Here a step-by-step description of the algorithm:

1) Do a DFS on an arbitrary node.

2) The "last" node you reach before having to backtrack, (ie. a node that has no adjacent nodes) can safely be put as the last item in the topological sort. In the case above, we can safely put our shoes on last, since there is no item that requires shoes to be put on before it.

3) Continue with your DFS, placing each "dead end" node into the topological sort in backwards order.

4) Repeat step 1, picking an unvisited node, if one exists.

Here is some pseudocode for the algorithm:

top_sort(Adjacency Matrix adj, Array ts) {

n = adj.last

k = n // assume k is global

for i=1 to n

visit[i] = false

for i=1 to n

if (!visit[i])

top_sort_recurs(adj, i, ts)

}

top_sort_recurs(Adjacency Matrix adj, Vertex start, Array ts){

visit[start] = true

trav = adj[start] // trav is pointing to a linked list

while (trav != null) {

v = trav.ver

if (!visit[v])

top_sort_recurs(adj, v, ts);

trav = trav.next

}

ts[k] = start, k=k-1 }

Another Topological Sort Example

Consider the following items of clothing to wear:

ShirtSlacksShoesSocksBeltUndergarments

1 2 3 4 5 6

There isn't exactly one order to put these items on, but we must adhere to certain restrictions

Socks must be put on before Shoes

Undergarments must be put on before Slacks and Shirt

Slacks must be put on before Belt

Slacks must be put on before Shoes

Using this information we can create this directed acyclic (dag) graph:

6 ------> 1

|

|

v

2------>5

|

|

v

3<------4

This is created by placing a directed edge from each item that must come before another item to that other item.

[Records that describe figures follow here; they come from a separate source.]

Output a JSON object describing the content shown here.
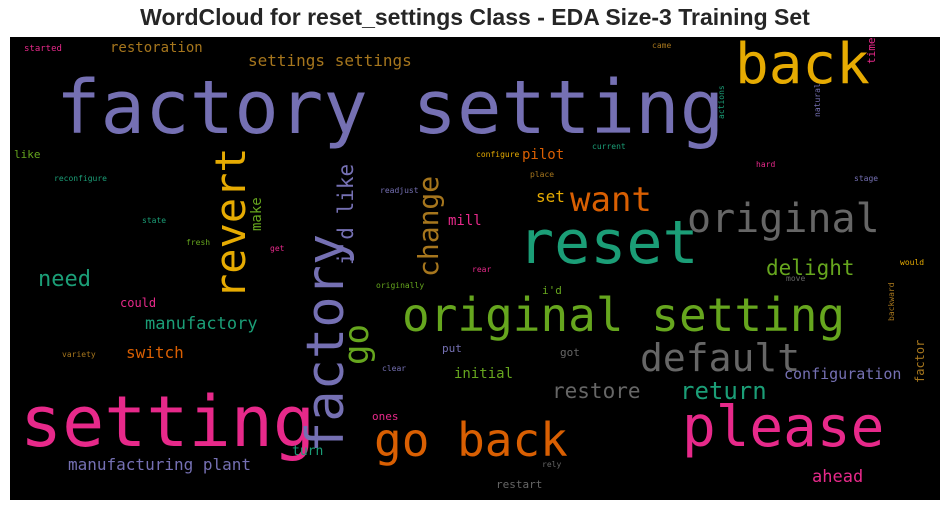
{
  "title": "WordCloud for reset_settings Class - EDA Size-3 Training Set",
  "colors": {
    "purple": "#7570b3",
    "pink": "#e7298a",
    "orange": "#d95f02",
    "teal": "#1b9e77",
    "green": "#66a61e",
    "gold": "#e6ab02",
    "brown": "#a6761d",
    "gray": "#666666"
  },
  "words": {
    "factory_setting": "factory setting",
    "setting": "setting",
    "reset": "reset",
    "original_setting": "original setting",
    "please": "please",
    "go_back": "go back",
    "back": "back",
    "factory": "factory",
    "revert": "revert",
    "original": "original",
    "default": "default",
    "want": "want",
    "go": "go",
    "change": "change",
    "id_like": "i'd like",
    "need": "need",
    "return": "return",
    "restore": "restore",
    "delight": "delight",
    "settings_settings": "settings settings",
    "manufactory": "manufactory",
    "manufacturing_plant": "manufacturing plant",
    "switch": "switch",
    "configuration": "configuration",
    "ahead": "ahead",
    "pilot": "pilot",
    "restoration": "restoration",
    "initial": "initial",
    "make": "make",
    "set": "set",
    "mill": "mill",
    "turn": "turn",
    "could": "could",
    "factor": "factor",
    "like": "like",
    "id": "i'd",
    "time": "time",
    "put": "put",
    "got": "got",
    "restart": "restart",
    "ones": "ones",
    "started": "started",
    "came": "came",
    "configure": "configure",
    "current": "current",
    "reconfigure": "reconfigure",
    "place": "place",
    "readjust": "readjust",
    "hard": "hard",
    "stage": "stage",
    "state": "state",
    "fresh": "fresh",
    "get": "get",
    "rear": "rear",
    "would": "would",
    "originally": "originally",
    "move": "move",
    "backward": "backward",
    "variety": "variety",
    "clear": "clear",
    "rely": "rely",
    "actions": "actions",
    "natural": "natural"
  }
}
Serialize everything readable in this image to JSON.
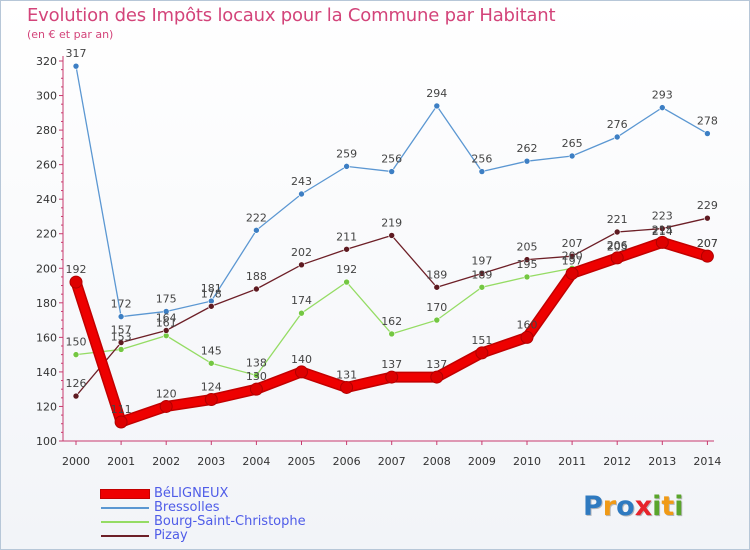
{
  "title": "Evolution des Impôts locaux pour la Commune par Habitant",
  "subtitle": "(en € et par an)",
  "logo": {
    "text": "Proxiti",
    "letters": [
      {
        "char": "P",
        "color": "#2f7ac0"
      },
      {
        "char": "r",
        "color": "#f09a16"
      },
      {
        "char": "o",
        "color": "#2f7ac0"
      },
      {
        "char": "x",
        "color": "#e7242b"
      },
      {
        "char": "i",
        "color": "#5aa52c"
      },
      {
        "char": "t",
        "color": "#f09a16"
      },
      {
        "char": "i",
        "color": "#5aa52c"
      }
    ]
  },
  "chart_data": {
    "type": "line",
    "title": "Evolution des Impôts locaux pour la Commune par Habitant",
    "subtitle": "(en € et par an)",
    "xlabel": "",
    "ylabel": "",
    "x": [
      "2000",
      "2001",
      "2002",
      "2003",
      "2004",
      "2005",
      "2006",
      "2007",
      "2008",
      "2009",
      "2010",
      "2011",
      "2012",
      "2013",
      "2014"
    ],
    "ylim": [
      100,
      320
    ],
    "yticks": [
      100,
      120,
      140,
      160,
      180,
      200,
      220,
      240,
      260,
      280,
      300,
      320
    ],
    "grid": false,
    "legend_position": "bottom-left",
    "series": [
      {
        "name": "BéLIGNEUX",
        "color": "#ee0000",
        "emphasis": true,
        "values": [
          192,
          111,
          120,
          124,
          130,
          140,
          131,
          137,
          137,
          151,
          160,
          197,
          206,
          215,
          207
        ],
        "labels": [
          "192",
          "111",
          "120",
          "124",
          "130",
          "140",
          "131",
          "137",
          "137",
          "151",
          "160",
          "197",
          "206",
          "215",
          "207"
        ]
      },
      {
        "name": "Bressolles",
        "color": "#5b97d2",
        "marker": "#3d7fc4",
        "values": [
          317,
          172,
          175,
          181,
          222,
          243,
          259,
          256,
          294,
          256,
          262,
          265,
          276,
          293,
          278
        ],
        "labels": [
          "317",
          "172",
          "175",
          "181",
          "222",
          "243",
          "259",
          "256",
          "294",
          "256",
          "262",
          "265",
          "276",
          "293",
          "278"
        ]
      },
      {
        "name": "Bourg-Saint-Christophe",
        "color": "#95dc64",
        "marker": "#74c742",
        "values": [
          150,
          153,
          161,
          145,
          138,
          174,
          192,
          162,
          170,
          189,
          195,
          200,
          205,
          214,
          207
        ],
        "labels": [
          "150",
          "153",
          "161",
          "145",
          "138",
          "174",
          "192",
          "162",
          "170",
          "189",
          "195",
          "200",
          "205",
          "214",
          "207"
        ]
      },
      {
        "name": "Pizay",
        "color": "#6d1f27",
        "marker": "#5e1a21",
        "values": [
          126,
          157,
          164,
          178,
          188,
          202,
          211,
          219,
          189,
          197,
          205,
          207,
          221,
          223,
          229
        ],
        "labels": [
          "126",
          "157",
          "164",
          "178",
          "188",
          "202",
          "211",
          "219",
          "189",
          "197",
          "205",
          "207",
          "221",
          "223",
          "229"
        ]
      }
    ]
  }
}
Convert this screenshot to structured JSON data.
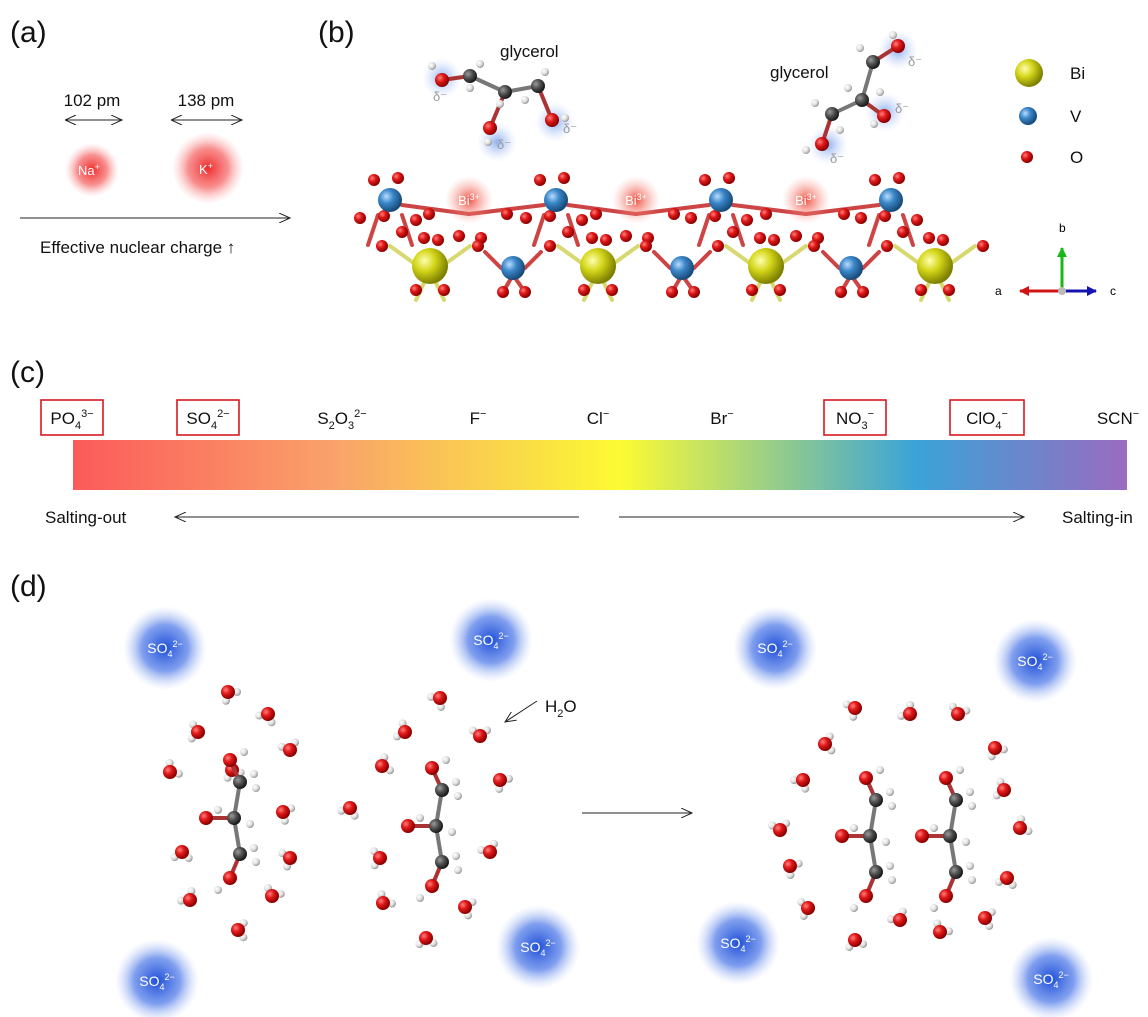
{
  "panels": {
    "a": {
      "label": "(a)",
      "ions": [
        {
          "symbol": "Na",
          "charge": "+",
          "radius": "102 pm"
        },
        {
          "symbol": "K",
          "charge": "+",
          "radius": "138 pm"
        }
      ],
      "axis_label": "Effective nuclear charge ↑"
    },
    "b": {
      "label": "(b)",
      "molecule_labels": [
        "glycerol",
        "glycerol"
      ],
      "delta_label": "δ⁻",
      "bi_ion": {
        "symbol": "Bi",
        "charge": "3+"
      },
      "legend": [
        {
          "label": "Bi",
          "color": "#d4d61a"
        },
        {
          "label": "V",
          "color": "#3a86c8"
        },
        {
          "label": "O",
          "color": "#d41a1a"
        }
      ],
      "axes": {
        "a": "a",
        "b": "b",
        "c": "c"
      }
    },
    "c": {
      "label": "(c)",
      "anions": [
        {
          "base": "PO",
          "sub": "4",
          "sup": "3−",
          "boxed": true
        },
        {
          "base": "SO",
          "sub": "4",
          "sup": "2−",
          "boxed": true
        },
        {
          "base": "S",
          "sub": "2",
          "mid": "O",
          "sub2": "3",
          "sup": "2−",
          "boxed": false
        },
        {
          "base": "F",
          "sub": "",
          "sup": "−",
          "boxed": false
        },
        {
          "base": "Cl",
          "sub": "",
          "sup": "−",
          "boxed": false
        },
        {
          "base": "Br",
          "sub": "",
          "sup": "−",
          "boxed": false
        },
        {
          "base": "NO",
          "sub": "3",
          "sup": "−",
          "boxed": true
        },
        {
          "base": "ClO",
          "sub": "4",
          "sup": "−",
          "boxed": true
        },
        {
          "base": "SCN",
          "sub": "",
          "sup": "−",
          "boxed": false
        }
      ],
      "left_label": "Salting-out",
      "right_label": "Salting-in",
      "gradient_colors": [
        "#fc5a5a",
        "#f9a36a",
        "#fbfb33",
        "#3aa3d8",
        "#9a6bc0"
      ]
    },
    "d": {
      "label": "(d)",
      "sulfate": {
        "base": "SO",
        "sub": "4",
        "sup": "2−"
      },
      "water_label": {
        "base": "H",
        "sub": "2",
        "tail": "O"
      }
    }
  },
  "colors": {
    "oxygen": "#d0141a",
    "hydrogen": "#e8e8e8",
    "carbon": "#505050",
    "vanadium": "#3a86c8",
    "bismuth": "#d4d61a",
    "sulfate_glow": "#3d6fe0",
    "cation_glow": "#f03b3b"
  }
}
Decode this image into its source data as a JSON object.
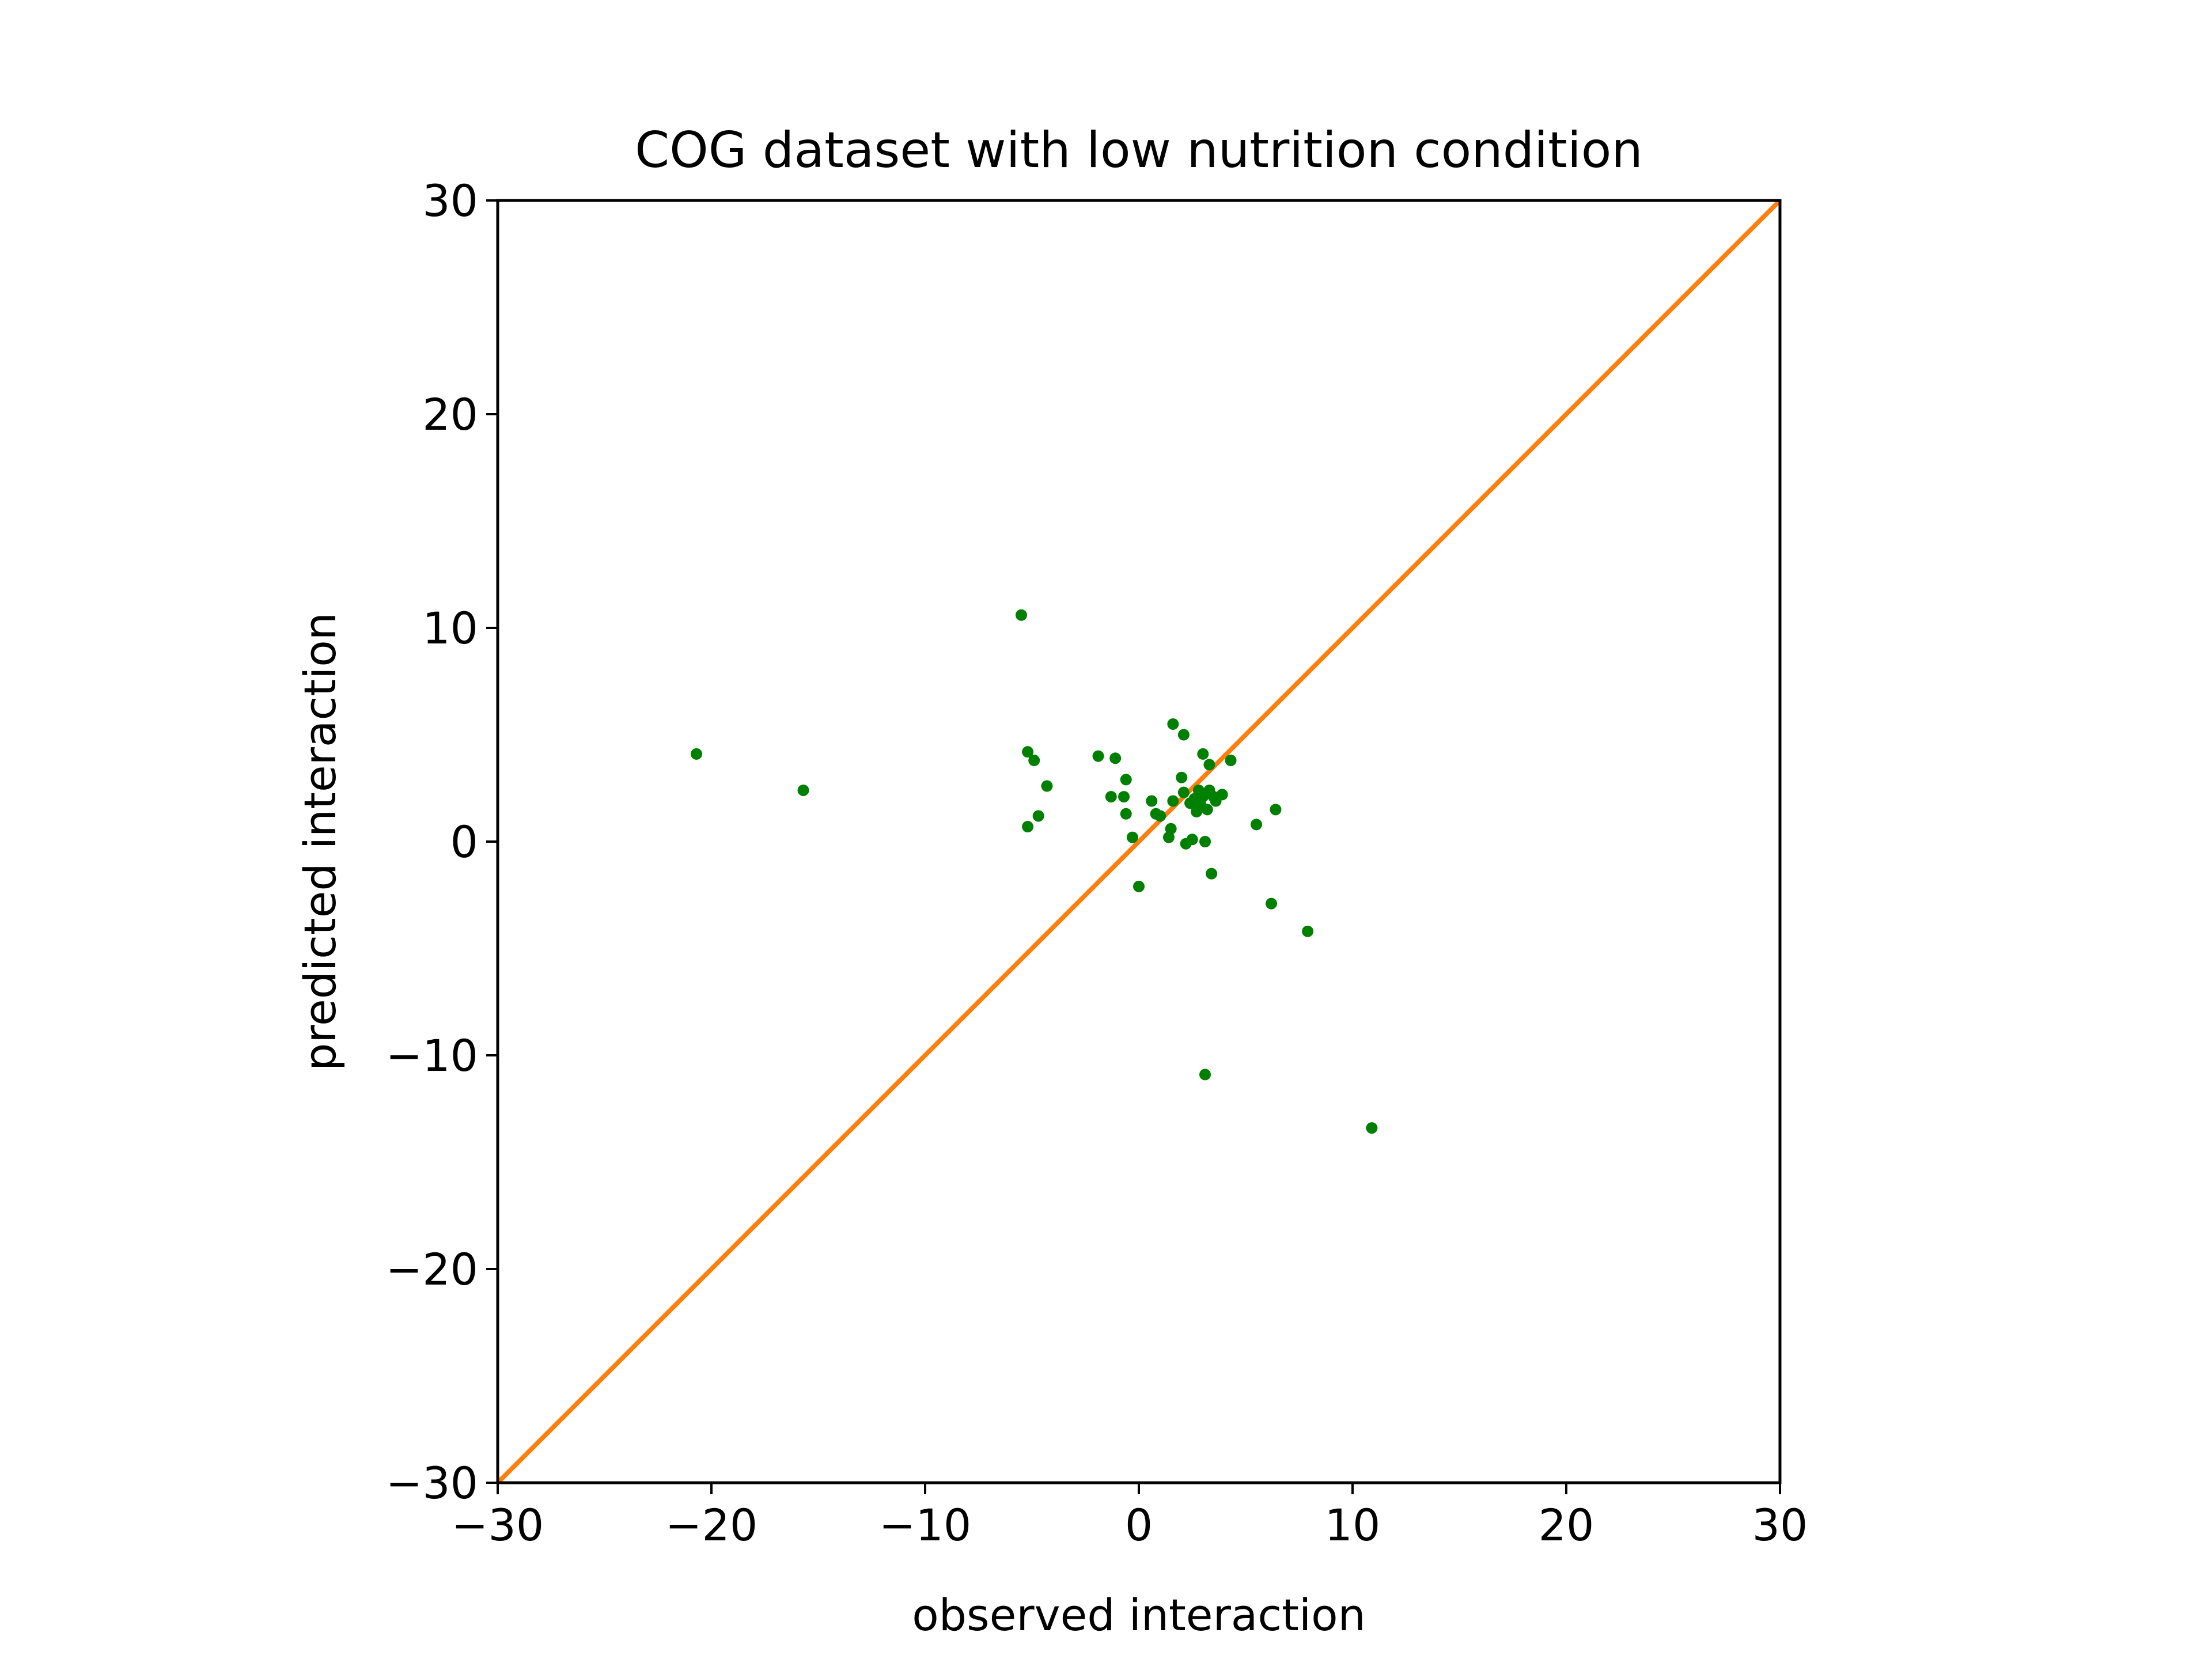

Let's trace through thepseudocode with the example graph:

6 ------> 1

|

|

v

2------>5

|

|

v

3<------4

When we call top_sort_recurs(adj, 1, ts), we can't get anywhere at all, and will simply end up placing 1 at the end of our topological sort.

Next, we will call top_sort_recurse(adj, 2, ts). We will then proceed to make that same call on vertex 3. Here we get stuck, and will then place vertex 3 at the end of the remaining slots:

3 / 1

1 2 3 4 5 6

Now, we backtrack to vertex 2, and see that we have another node adjacent to it, node 5. Here we get stuck and place that right before node 3:

5 / 3 / 1

1 2 3 4 5 6

Finally, we get back to node 2 with no more adjacent nodes, so it goes in our list:

2 / 5 / 3 / 1

1 2 3 4 5 6

Node 4 is the next unvisited node, so we call top_sort_recurse(adj, 4, ts). There's nothing it's adjacent to that we haven't seen, so it gets placed in index 2. Naturally, it follows that 6 will get placed in index 1.

6 / 4 / 2 / 5 / 3 / 1

1 2 3 4 5 6

So, here's one way we can dress ourselves:

1. Undergarments

2. Socks

3. Slacks

4. Belt

5. Shoes

6. Shirt

Okay, so it's a bit odd, but it'll work!!! Notice that we could get different answers if we simply renumbered the nodes in a different order which would affect the order in which we visit nodes from the non-recursive function.